Now I am not going to make a habit of quoting myself but I need to just get a point across here.  I listened to Dr Thomas Insel’s speech at the F.E.A.S.T. conference in Alexandria and he contended that the physical symptoms of eating disorders are the “end” stage of the disease, in the same way that psychosis is the “end” stage of Schizophrenia.  If that is true, we should be offering intensive curative care to patients.  Discharging them before they have reached their “optimum function” weight range seems to me to be offering palliative care.  Does this mean that clinicians who discharge patients before they are recovered believe that nobody can recover from an eating disorder?  Or do they believe it is an eating disorder is a “choice” by the patient?

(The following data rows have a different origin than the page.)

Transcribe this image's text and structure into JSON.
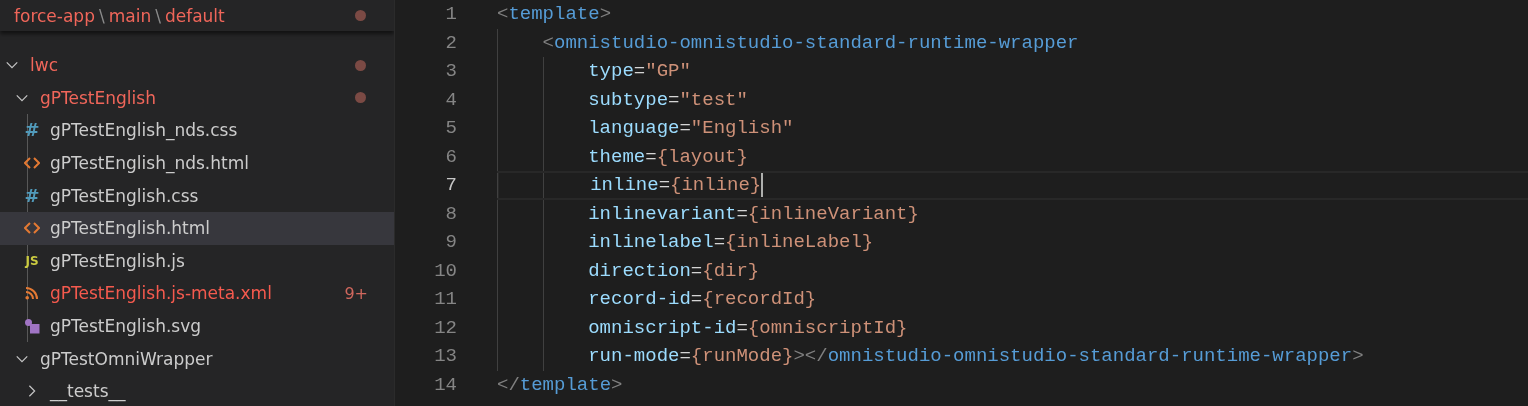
{
  "explorer": {
    "header": {
      "segments": [
        "force-app",
        "main",
        "default"
      ],
      "separator": "\\",
      "modified": true
    },
    "tree": [
      {
        "name": "lwc",
        "kind": "folder",
        "expanded": true,
        "selected": false,
        "modified": true,
        "error": false,
        "children": [
          {
            "name": "gPTestEnglish",
            "kind": "folder",
            "expanded": true,
            "selected": false,
            "modified": true,
            "error": false,
            "children": [
              {
                "name": "gPTestEnglish_nds.css",
                "kind": "css",
                "glyph": "#",
                "selected": false,
                "modified": false,
                "error": false
              },
              {
                "name": "gPTestEnglish_nds.html",
                "kind": "html",
                "selected": false,
                "modified": false,
                "error": false
              },
              {
                "name": "gPTestEnglish.css",
                "kind": "css",
                "glyph": "#",
                "selected": false,
                "modified": false,
                "error": false
              },
              {
                "name": "gPTestEnglish.html",
                "kind": "html",
                "selected": true,
                "modified": false,
                "error": false
              },
              {
                "name": "gPTestEnglish.js",
                "kind": "js",
                "glyph": "JS",
                "selected": false,
                "modified": false,
                "error": false
              },
              {
                "name": "gPTestEnglish.js-meta.xml",
                "kind": "xml",
                "selected": false,
                "modified": false,
                "error": true,
                "badge": "9+"
              },
              {
                "name": "gPTestEnglish.svg",
                "kind": "svg",
                "selected": false,
                "modified": false,
                "error": false
              }
            ]
          },
          {
            "name": "gPTestOmniWrapper",
            "kind": "folder",
            "expanded": true,
            "selected": false,
            "modified": false,
            "error": false,
            "children": [
              {
                "name": "__tests__",
                "kind": "folder",
                "expanded": false,
                "selected": false,
                "modified": false,
                "error": false
              }
            ]
          }
        ]
      }
    ]
  },
  "editor": {
    "lines": [
      {
        "number": "1",
        "current": false,
        "tokens": [
          {
            "text": "<",
            "kind": "punct"
          },
          {
            "text": "template",
            "kind": "tag"
          },
          {
            "text": ">",
            "kind": "punct"
          }
        ]
      },
      {
        "number": "2",
        "current": false,
        "tokens": [
          {
            "text": "    <",
            "kind": "punct"
          },
          {
            "text": "omnistudio-omnistudio-standard-runtime-wrapper",
            "kind": "tag"
          }
        ]
      },
      {
        "number": "3",
        "current": false,
        "tokens": [
          {
            "text": "        type",
            "kind": "attr"
          },
          {
            "text": "=",
            "kind": "op"
          },
          {
            "text": "\"GP\"",
            "kind": "string"
          }
        ]
      },
      {
        "number": "4",
        "current": false,
        "tokens": [
          {
            "text": "        subtype",
            "kind": "attr"
          },
          {
            "text": "=",
            "kind": "op"
          },
          {
            "text": "\"test\"",
            "kind": "string"
          }
        ]
      },
      {
        "number": "5",
        "current": false,
        "tokens": [
          {
            "text": "        language",
            "kind": "attr"
          },
          {
            "text": "=",
            "kind": "op"
          },
          {
            "text": "\"English\"",
            "kind": "string"
          }
        ]
      },
      {
        "number": "6",
        "current": false,
        "tokens": [
          {
            "text": "        theme",
            "kind": "attr"
          },
          {
            "text": "=",
            "kind": "op"
          },
          {
            "text": "{layout}",
            "kind": "string"
          }
        ]
      },
      {
        "number": "7",
        "current": true,
        "tokens": [
          {
            "text": "        inline",
            "kind": "attr"
          },
          {
            "text": "=",
            "kind": "op"
          },
          {
            "text": "{inline}",
            "kind": "string"
          }
        ]
      },
      {
        "number": "8",
        "current": false,
        "tokens": [
          {
            "text": "        inlinevariant",
            "kind": "attr"
          },
          {
            "text": "=",
            "kind": "op"
          },
          {
            "text": "{inlineVariant}",
            "kind": "string"
          }
        ]
      },
      {
        "number": "9",
        "current": false,
        "tokens": [
          {
            "text": "        inlinelabel",
            "kind": "attr"
          },
          {
            "text": "=",
            "kind": "op"
          },
          {
            "text": "{inlineLabel}",
            "kind": "string"
          }
        ]
      },
      {
        "number": "10",
        "current": false,
        "tokens": [
          {
            "text": "        direction",
            "kind": "attr"
          },
          {
            "text": "=",
            "kind": "op"
          },
          {
            "text": "{dir}",
            "kind": "string"
          }
        ]
      },
      {
        "number": "11",
        "current": false,
        "tokens": [
          {
            "text": "        record-id",
            "kind": "attr"
          },
          {
            "text": "=",
            "kind": "op"
          },
          {
            "text": "{recordId}",
            "kind": "string"
          }
        ]
      },
      {
        "number": "12",
        "current": false,
        "tokens": [
          {
            "text": "        omniscript-id",
            "kind": "attr"
          },
          {
            "text": "=",
            "kind": "op"
          },
          {
            "text": "{omniscriptId}",
            "kind": "string"
          }
        ]
      },
      {
        "number": "13",
        "current": false,
        "tokens": [
          {
            "text": "        run-mode",
            "kind": "attr"
          },
          {
            "text": "=",
            "kind": "op"
          },
          {
            "text": "{runMode}",
            "kind": "string"
          },
          {
            "text": "></",
            "kind": "punct"
          },
          {
            "text": "omnistudio-omnistudio-standard-runtime-wrapper",
            "kind": "tag"
          },
          {
            "text": ">",
            "kind": "punct"
          }
        ]
      },
      {
        "number": "14",
        "current": false,
        "tokens": [
          {
            "text": "</",
            "kind": "punct"
          },
          {
            "text": "template",
            "kind": "tag"
          },
          {
            "text": ">",
            "kind": "punct"
          }
        ]
      }
    ]
  }
}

For further information on Optimum Function, please watch State not Weight.

Courtesy of Charlotte Chattering and Chuntering

  

5 Responses to An Explanation of BMI and its shortcomings

  1. This is really interesting as I do think people get hung up on BMI – I know I do as my BMI is showing me as overweight!

    And I do agree that a lot of it – whether that’s under or over eating is a mind thing.

    Really interesting blogs – thank you.

  2. Absolutely. The ranges are derived from the Met Life Insurance actuary tables. Wtf, right?! I wrote an article on this last year, which echoes everything you wrote here but without the ED focus here.

  3. Pingback: What every doctor should know | talkhealth Blog

  4. Brava Charlotte! Thank you for so clearly laying out this information. Wonderful. I’ll share with as many docs as I can…tough to change ideas that have been so long embraced but we must keep trying.